Monday, October 17, 2005 |
— Non-Fiction —
Will Wet Nurse Never Cease?
I often think about starting a wildly prolific rock band and naming it Wet Nurse, simply for the chance that after releasing nine LPs and six EPs in a two-year span, Spin will run a blurb about my tireless efforts entitled, “Will Wet Nurse Never Cease?”
Five years later, my band will announce that we are calling it quits. This will be followed by our final farewell tour. It will be our fourteenth “Final Farewell Tour.” In fact, our first tour was called the “Final Farewell Tour.” Blender will run a story about how this now tired practice of ours has lost both the playfulness and satirical edge that buoyed the first ten or twelve tours.

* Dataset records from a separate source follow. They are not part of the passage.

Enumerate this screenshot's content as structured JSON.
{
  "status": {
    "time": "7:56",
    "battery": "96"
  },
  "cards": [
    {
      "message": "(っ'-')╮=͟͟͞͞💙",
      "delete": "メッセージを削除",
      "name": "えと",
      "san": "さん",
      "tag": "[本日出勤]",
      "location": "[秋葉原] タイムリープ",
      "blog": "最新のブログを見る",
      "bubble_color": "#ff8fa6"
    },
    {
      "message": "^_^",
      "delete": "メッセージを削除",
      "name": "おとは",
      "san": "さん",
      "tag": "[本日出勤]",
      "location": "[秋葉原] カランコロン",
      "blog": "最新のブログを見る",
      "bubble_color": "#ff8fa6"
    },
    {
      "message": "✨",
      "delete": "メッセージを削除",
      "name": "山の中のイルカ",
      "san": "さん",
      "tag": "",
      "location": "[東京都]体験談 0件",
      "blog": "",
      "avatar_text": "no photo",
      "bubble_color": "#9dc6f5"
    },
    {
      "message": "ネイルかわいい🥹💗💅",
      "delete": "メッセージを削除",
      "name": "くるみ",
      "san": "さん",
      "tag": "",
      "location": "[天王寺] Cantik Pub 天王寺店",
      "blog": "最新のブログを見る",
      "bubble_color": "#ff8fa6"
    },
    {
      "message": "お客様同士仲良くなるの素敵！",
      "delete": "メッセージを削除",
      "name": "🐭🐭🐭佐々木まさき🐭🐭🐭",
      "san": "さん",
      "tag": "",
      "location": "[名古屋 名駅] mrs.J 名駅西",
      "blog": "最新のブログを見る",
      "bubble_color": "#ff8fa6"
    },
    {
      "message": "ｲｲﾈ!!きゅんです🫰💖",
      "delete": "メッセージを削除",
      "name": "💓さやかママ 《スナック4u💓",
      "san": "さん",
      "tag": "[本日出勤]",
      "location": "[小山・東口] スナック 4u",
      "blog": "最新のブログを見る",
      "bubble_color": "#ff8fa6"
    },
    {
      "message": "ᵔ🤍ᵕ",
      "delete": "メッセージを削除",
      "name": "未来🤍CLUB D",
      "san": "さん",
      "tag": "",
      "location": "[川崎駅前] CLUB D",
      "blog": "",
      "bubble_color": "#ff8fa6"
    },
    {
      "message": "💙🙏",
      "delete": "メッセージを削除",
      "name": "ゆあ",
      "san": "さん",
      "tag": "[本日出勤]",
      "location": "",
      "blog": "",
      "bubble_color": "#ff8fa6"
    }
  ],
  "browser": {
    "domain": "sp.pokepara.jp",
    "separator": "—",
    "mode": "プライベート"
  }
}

An editor at Blender will make a smug comment to his colleagues in a story meeting that we have become a self-parody. This editor does not realize we’ve been a self-parody the entire time. Without doing the proper research—a simple LexisNexis search would have pulled up the Spin article—they too will run a piece called “Will Wet Nurse Never Cease?”
It will have no effect on my self-esteem, or my band’s career.
I will frame both articles and hang them next to each other in my treehouse.
I invite Bob Pollard over for a celebratory booze blackout party. He will ask if he can bring friends, and I will be red-faced with embarrassment. He should know I’m in no position to tell him how to run his life. He brings thirty people with him, all middle-aged rocker-types. We drink eleven kegs of Budweiser in just over an hour and a half. The weight of us all, plus the beer, is enough to destroy the treehouse, and even the tree.
As we sort ourselves out among the wreckage—comparing scars and broken bones, and vomiting all over one another, I tell Bob and the rest of the crew that this was my best birthday ever. Later, I regret the lie and chalk it up to extreme drunkenness and shock. It was not, in fact, my birthday.
We are shuttled to the emergency room by an intern from Magnet, there to cover the party from the ground. He takes the wounded in his Civic hatchback, three of us at a time, in order of rock relevance. This gives me time to clean up the mess a little in case my mother came home while I was still in post-op. When it is my turn to be taken to the E.R., I make my best attempt to rally the remaining troops: a down-on-his-luck lighting designer who swears he’s seen Kim Deal in various states of undress, and Evan Dando’s cousin, who has lost a lot of blood; I have at least a concussion, and will walk with a limp for months, I am sure.
You may think this will slow down my band, Wet Nurse, but of course, short of death—there is no stopping us. We will be prolific as ever. Within a week, we’ll release the album, Live from the Triage: The Final Farewell Tour. By this time, the Magnet intern will be a contributing editor, thanks almost entirely to his heroism in saving Pollard and three former Breeders drummers from certain death, his article, and the accompanying photos.
His feature on our live album will be called, of course, Not This Time, Wet Nurse, I Did My Homework.